Traceback (most recent call last):
  File "/home/cs50ai/src/harvard_cs50_ai/week2/bayesnet/likelihood.py", line 1, in <module>
    from model import model
  File "/home/cs50ai/src/harvard_cs50_ai/week2/bayesnet/model.py", line 19, in <module>
    maintenance = JointCategorical(maint_probs, [rain.distribution])
  File "/home/cs50ai/src/harvard_cs50_ai/week2/.venv/lib64/python3.10/site-packages/torch/nn/modules/module.py", line 1614, in __getattr__
    raise AttributeError("'{}' object has no attribute '{}'".format(
AttributeError: 'Categorical' object has no attribute 'distribution'

I don't see an applicable distribution type for <0.7, 0.2, 0.1> because that is the distribution for that variable. I also don't see how to set it within Categorical.
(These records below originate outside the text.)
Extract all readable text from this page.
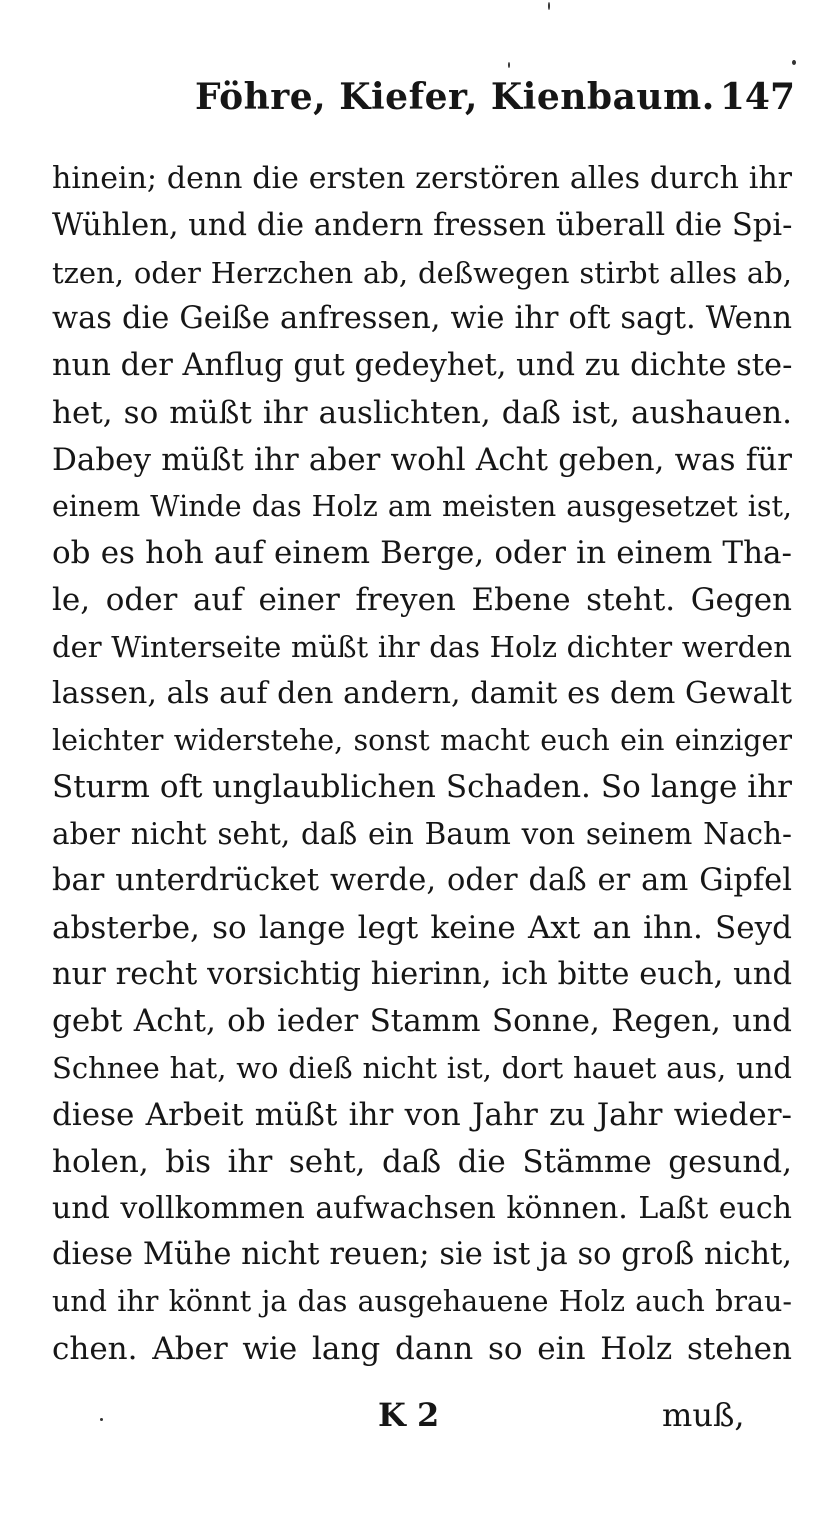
Föhre, Kiefer, Kienbaum. 147
hinein; denn die ersten zerstören alles durch ihr
Wühlen, und die andern fressen überall die Spi-
tzen, oder Herzchen ab, deßwegen stirbt alles ab,
was die Geiße anfressen, wie ihr oft sagt. Wenn
nun der Anflug gut gedeyhet, und zu dichte ste-
het, so müßt ihr auslichten, daß ist, aushauen.
Dabey müßt ihr aber wohl Acht geben, was für
einem Winde das Holz am meisten ausgesetzet ist,
ob es hoh auf einem Berge, oder in einem Tha-
le, oder auf einer freyen Ebene steht. Gegen
der Winterseite müßt ihr das Holz dichter werden
lassen, als auf den andern, damit es dem Gewalt
leichter widerstehe, sonst macht euch ein einziger
Sturm oft unglaublichen Schaden. So lange ihr
aber nicht seht, daß ein Baum von seinem Nach-
bar unterdrücket werde, oder daß er am Gipfel
absterbe, so lange legt keine Axt an ihn. Seyd
nur recht vorsichtig hierinn, ich bitte euch, und
gebt Acht, ob ieder Stamm Sonne, Regen, und
Schnee hat, wo dieß nicht ist, dort hauet aus, und
diese Arbeit müßt ihr von Jahr zu Jahr wieder-
holen, bis ihr seht, daß die Stämme gesund,
und vollkommen aufwachsen können. Laßt euch
diese Mühe nicht reuen; sie ist ja so groß nicht,
und ihr könnt ja das ausgehauene Holz auch brau-
chen. Aber wie lang dann so ein Holz stehen
K 2	muß,
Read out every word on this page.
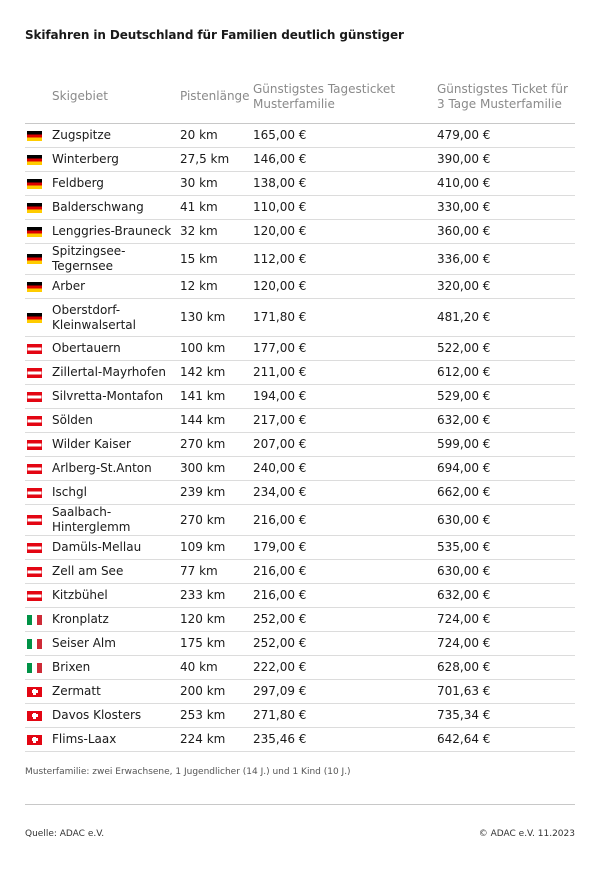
Skifahren in Deutschland für Familien deutlich günstiger
	Skigebiet	Pistenlänge	Günstigstes Tagesticket Musterfamilie	Günstigstes Ticket für 3 Tage Musterfamilie

	Zugspitze	20 km	165,00 €	479,00 €

	Winterberg	27,5 km	146,00 €	390,00 €

	Feldberg	30 km	138,00 €	410,00 €

	Balderschwang	41 km	110,00 €	330,00 €

	Lenggries-Brauneck	32 km	120,00 €	360,00 €

	Spitzingsee-Tegernsee	15 km	112,00 €	336,00 €

	Arber	12 km	120,00 €	320,00 €

	Oberstdorf-Kleinwalsertal	130 km	171,80 €	481,20 €

	Obertauern	100 km	177,00 €	522,00 €

	Zillertal-Mayrhofen	142 km	211,00 €	612,00 €

	Silvretta-Montafon	141 km	194,00 €	529,00 €

	Sölden	144 km	217,00 €	632,00 €

	Wilder Kaiser	270 km	207,00 €	599,00 €

	Arlberg-St.Anton	300 km	240,00 €	694,00 €

	Ischgl	239 km	234,00 €	662,00 €

	Saalbach-Hinterglemm	270 km	216,00 €	630,00 €

	Damüls-Mellau	109 km	179,00 €	535,00 €

	Zell am See	77 km	216,00 €	630,00 €

	Kitzbühel	233 km	216,00 €	632,00 €

	Kronplatz	120 km	252,00 €	724,00 €

	Seiser Alm	175 km	252,00 €	724,00 €

	Brixen	40 km	222,00 €	628,00 €

	Zermatt	200 km	297,09 €	701,63 €

	Davos Klosters	253 km	271,80 €	735,34 €

	Flims-Laax	224 km	235,46 €	642,64 €
Musterfamilie: zwei Erwachsene, 1 Jugendlicher (14 J.) und 1 Kind (10 J.)
Quelle: ADAC e.V.	© ADAC e.V. 11.2023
jmschrei commented 10 months ago

Hi @kronenpj

Sorry you're encountering issues. I think there are a few issues with your code.

(1) JointCategorical doesn't accept dictionaries, it accepts a tensor with d dimensions. If you five examples with four features each, you'd normally store that in a matrix with shape=(5,4). Here, you'd represent that data in a tensor of shape=(2,2,2,2) -- 2 for the number of possibilities in each feature, 4 dimensions for the 4 features. See the documentation: https://github.com/jmschrei/pomegranate/blob/master/pomegranate/distributions/joint_categorical.py#L34

(2) BayesianNetwork doesn't accept JointCategorical, only Categorical and ConditionalCategorical. Remember that when you're defining the network you're defining the source nodes, Categorical distributions, and the internal nodes, ConditionalCategorical ones. See https://github.com/jmschrei/pomegranate/blob/master/examples/Bayesian_Network_Monty_Hall.ipynb for how to format your Categorical and ConditionalCategorical distributions.
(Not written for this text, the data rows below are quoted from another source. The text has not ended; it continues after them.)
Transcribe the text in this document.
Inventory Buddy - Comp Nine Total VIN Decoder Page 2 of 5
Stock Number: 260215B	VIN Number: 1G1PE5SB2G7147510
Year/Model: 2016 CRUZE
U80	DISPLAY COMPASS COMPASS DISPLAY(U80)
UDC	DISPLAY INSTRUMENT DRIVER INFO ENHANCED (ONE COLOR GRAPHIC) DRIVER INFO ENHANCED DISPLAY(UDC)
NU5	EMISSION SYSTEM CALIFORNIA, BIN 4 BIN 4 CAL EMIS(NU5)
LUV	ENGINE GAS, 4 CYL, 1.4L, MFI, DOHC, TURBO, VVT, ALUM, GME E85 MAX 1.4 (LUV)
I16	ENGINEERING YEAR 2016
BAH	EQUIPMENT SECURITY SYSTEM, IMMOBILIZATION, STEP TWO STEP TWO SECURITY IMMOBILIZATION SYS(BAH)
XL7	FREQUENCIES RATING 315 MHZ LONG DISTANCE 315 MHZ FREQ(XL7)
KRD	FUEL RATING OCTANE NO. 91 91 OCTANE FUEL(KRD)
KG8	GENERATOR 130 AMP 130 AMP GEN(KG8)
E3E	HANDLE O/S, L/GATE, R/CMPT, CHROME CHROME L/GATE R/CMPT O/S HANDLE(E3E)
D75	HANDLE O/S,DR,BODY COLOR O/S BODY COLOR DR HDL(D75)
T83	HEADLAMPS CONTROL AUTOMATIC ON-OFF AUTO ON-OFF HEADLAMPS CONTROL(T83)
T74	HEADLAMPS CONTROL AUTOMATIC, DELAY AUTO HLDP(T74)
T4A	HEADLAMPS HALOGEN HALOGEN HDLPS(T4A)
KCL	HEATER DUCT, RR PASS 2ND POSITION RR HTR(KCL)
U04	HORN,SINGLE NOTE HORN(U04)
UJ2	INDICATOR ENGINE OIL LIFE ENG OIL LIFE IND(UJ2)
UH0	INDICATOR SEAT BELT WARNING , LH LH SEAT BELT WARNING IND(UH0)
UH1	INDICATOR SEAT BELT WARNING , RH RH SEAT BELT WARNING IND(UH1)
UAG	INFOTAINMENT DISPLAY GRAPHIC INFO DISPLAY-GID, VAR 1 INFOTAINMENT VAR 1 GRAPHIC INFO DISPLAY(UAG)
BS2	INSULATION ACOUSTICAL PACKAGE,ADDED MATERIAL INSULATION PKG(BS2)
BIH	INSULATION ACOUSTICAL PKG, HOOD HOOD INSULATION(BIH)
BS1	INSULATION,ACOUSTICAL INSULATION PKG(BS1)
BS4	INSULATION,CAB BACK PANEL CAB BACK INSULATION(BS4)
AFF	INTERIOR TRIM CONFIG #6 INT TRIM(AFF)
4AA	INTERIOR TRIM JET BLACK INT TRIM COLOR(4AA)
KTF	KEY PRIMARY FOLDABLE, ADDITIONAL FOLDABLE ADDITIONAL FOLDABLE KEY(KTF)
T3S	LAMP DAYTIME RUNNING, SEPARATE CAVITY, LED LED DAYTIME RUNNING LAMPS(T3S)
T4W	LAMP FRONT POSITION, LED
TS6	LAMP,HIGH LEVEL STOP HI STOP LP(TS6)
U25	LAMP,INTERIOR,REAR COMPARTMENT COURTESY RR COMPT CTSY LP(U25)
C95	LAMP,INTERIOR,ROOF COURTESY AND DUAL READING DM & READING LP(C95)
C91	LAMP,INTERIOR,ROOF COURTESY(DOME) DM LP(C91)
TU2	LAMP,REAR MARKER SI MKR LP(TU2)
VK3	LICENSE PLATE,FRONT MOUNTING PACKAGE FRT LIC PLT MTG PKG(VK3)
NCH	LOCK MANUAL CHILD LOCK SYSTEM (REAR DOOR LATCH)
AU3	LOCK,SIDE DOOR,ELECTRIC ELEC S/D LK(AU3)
(3) When making these distributions you no longer need to pass in the parent distributions into the child distributions directly. This is handled by the BayesianNetwork object. You just need to pass in the probabilities.

Let me know if you have any other questions.

mksit commented 10 months ago

Hi @jmschrei

ConditionalCategorical is poorly documented. Can you please explain more about how to use it in Bayesian network? How does each entry in the input distribution of ConditionalCategorical correspond to the other nodes?